Ana Diéguez- Rodríguez. | José Luis Roca / Faro de Vigo

Ana Diéguez- Rodríguez. | José Luis Roca / Faro de Vigo

El Gobierno de Polonia reclamó, hace unos meses, un díptico flamenco de la Virgen Dolorosa y el Cristo coronado de espinas. Su argumento: esas obras, procedentes de la antigua colección Czartoryski, habían sido expoliadas por los nazis durante la Segunda Guerra Mundial. Antes de proceder a su entrega, el Museo de Pontevedra pidió un informe independiente del díptico a una de las principales expertas en el arte de la época en España: la doctora en Historia del Arte Ana Diéguez-Rodríguez, directora del Instituto Moll-Centro de Investigación de Pintura Flamenca. Una vez entregado su informe, Diéguez-Rodríguez habla con LA NUEVA ESPAÑA sobre el díptico y las circunstancias de su llegada a Galicia y la reclamación del Gobierno polaco.

–¿Cuándo se pone en contacto con usted el Museo de Pontevedra sobre este tema?

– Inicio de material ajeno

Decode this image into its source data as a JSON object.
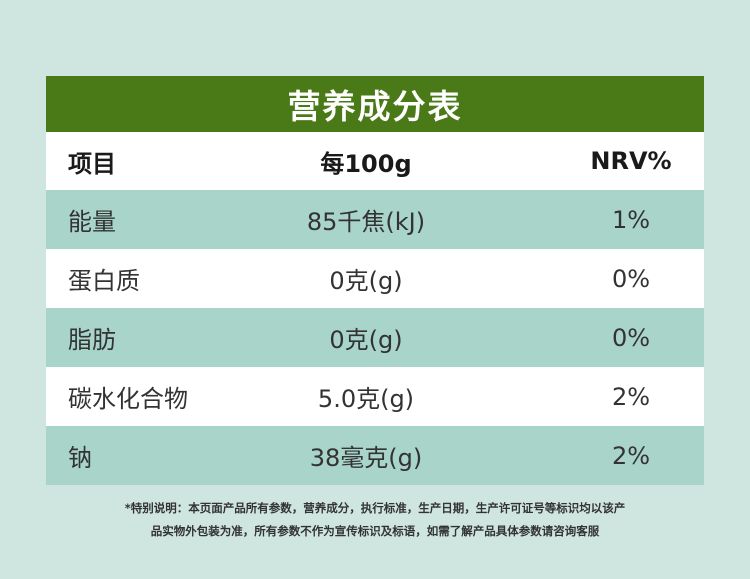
{
  "title": "营养成分表",
  "header": {
    "item": "项目",
    "per100g": "每100g",
    "nrv": "NRV%"
  },
  "rows": [
    {
      "item": "能量",
      "per100g": "85千焦(kJ)",
      "nrv": "1%"
    },
    {
      "item": "蛋白质",
      "per100g": "0克(g)",
      "nrv": "0%"
    },
    {
      "item": "脂肪",
      "per100g": "0克(g)",
      "nrv": "0%"
    },
    {
      "item": "碳水化合物",
      "per100g": "5.0克(g)",
      "nrv": "2%"
    },
    {
      "item": "钠",
      "per100g": "38毫克(g)",
      "nrv": "2%"
    }
  ],
  "footnote": {
    "line1": "*特别说明：本页面产品所有参数，营养成分，执行标准，生产日期，生产许可证号等标识均以该产",
    "line2": "品实物外包装为准，所有参数不作为宣传标识及标语，如需了解产品具体参数请咨询客服"
  },
  "colors": {
    "title_bg": "#4a7a17",
    "alt_row": "#a8d4c9",
    "page_bg": "#cfe6e0"
  }
}
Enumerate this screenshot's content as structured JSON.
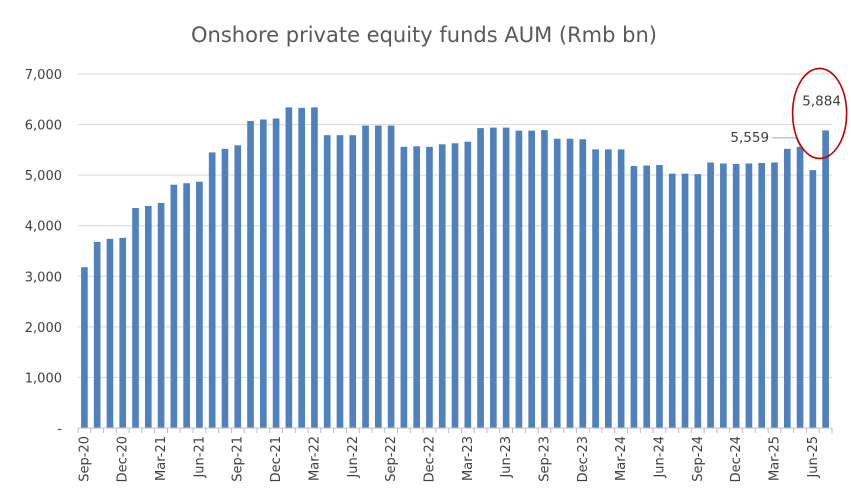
{
  "chart_data": {
    "type": "bar",
    "title": "Onshore private equity funds AUM (Rmb bn)",
    "xlabel": "",
    "ylabel": "",
    "ylim": [
      0,
      7000
    ],
    "y_ticks": [
      0,
      1000,
      2000,
      3000,
      4000,
      5000,
      6000,
      7000
    ],
    "y_tick_labels": [
      "-",
      "1,000",
      "2,000",
      "3,000",
      "4,000",
      "5,000",
      "6,000",
      "7,000"
    ],
    "grid": true,
    "legend": "none",
    "bar_color": "#4f81bd",
    "annotation_color": "#c00000",
    "categories": [
      "Sep-20",
      "Oct-20",
      "Nov-20",
      "Dec-20",
      "Jan-21",
      "Feb-21",
      "Mar-21",
      "Apr-21",
      "May-21",
      "Jun-21",
      "Jul-21",
      "Aug-21",
      "Sep-21",
      "Oct-21",
      "Nov-21",
      "Dec-21",
      "Jan-22",
      "Feb-22",
      "Mar-22",
      "Apr-22",
      "May-22",
      "Jun-22",
      "Jul-22",
      "Aug-22",
      "Sep-22",
      "Oct-22",
      "Nov-22",
      "Dec-22",
      "Jan-23",
      "Feb-23",
      "Mar-23",
      "Apr-23",
      "May-23",
      "Jun-23",
      "Jul-23",
      "Aug-23",
      "Sep-23",
      "Oct-23",
      "Nov-23",
      "Dec-23",
      "Jan-24",
      "Feb-24",
      "Mar-24",
      "Apr-24",
      "May-24",
      "Jun-24",
      "Jul-24",
      "Aug-24",
      "Sep-24",
      "Oct-24",
      "Nov-24",
      "Dec-24",
      "Jan-25",
      "Feb-25",
      "Mar-25",
      "Apr-25",
      "May-25",
      "Jun-25",
      "Jul-25"
    ],
    "x_tick_labels": [
      "Sep-20",
      "Dec-20",
      "Mar-21",
      "Jun-21",
      "Sep-21",
      "Dec-21",
      "Mar-22",
      "Jun-22",
      "Sep-22",
      "Dec-22",
      "Mar-23",
      "Jun-23",
      "Sep-23",
      "Dec-23",
      "Mar-24",
      "Jun-24",
      "Sep-24",
      "Dec-24",
      "Mar-25",
      "Jun-25"
    ],
    "values": [
      3180,
      3680,
      3740,
      3760,
      4350,
      4390,
      4450,
      4810,
      4840,
      4870,
      5450,
      5520,
      5590,
      6070,
      6100,
      6120,
      6340,
      6330,
      6340,
      5790,
      5790,
      5790,
      5980,
      5980,
      5980,
      5560,
      5570,
      5560,
      5610,
      5630,
      5660,
      5930,
      5940,
      5940,
      5880,
      5880,
      5890,
      5720,
      5720,
      5710,
      5510,
      5510,
      5510,
      5180,
      5190,
      5200,
      5030,
      5030,
      5020,
      5250,
      5230,
      5220,
      5230,
      5240,
      5250,
      5520,
      5559,
      5100,
      5884
    ],
    "annotations": [
      {
        "label": "5,559",
        "category": "May-25",
        "value": 5559
      },
      {
        "label": "5,884",
        "category": "Jul-25",
        "value": 5884,
        "circled": true
      }
    ]
  }
}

–Es el director del Museo de Pontevedra, José Manuel Rey García, quien me llama a mediados de diciembre, más o menos, para comentarme la situación que se les había planteado con unas piezas del museo de pintura flamenca, el Díptico de la Virgen Dolorosa y Cristo coronado de espinas, que les reclama el gobierno de Polonia como parte de la antigua colección Czartoryski en Guluchow, y que debieron salir del país polaco entre 1941 y 1944. El Museo de Pontevedra, de forma muy lógica, quería un informe histórico-artístico independiente al que ellos mismos habían elaborado sobre las piezas, y ahí es dónde entro yo.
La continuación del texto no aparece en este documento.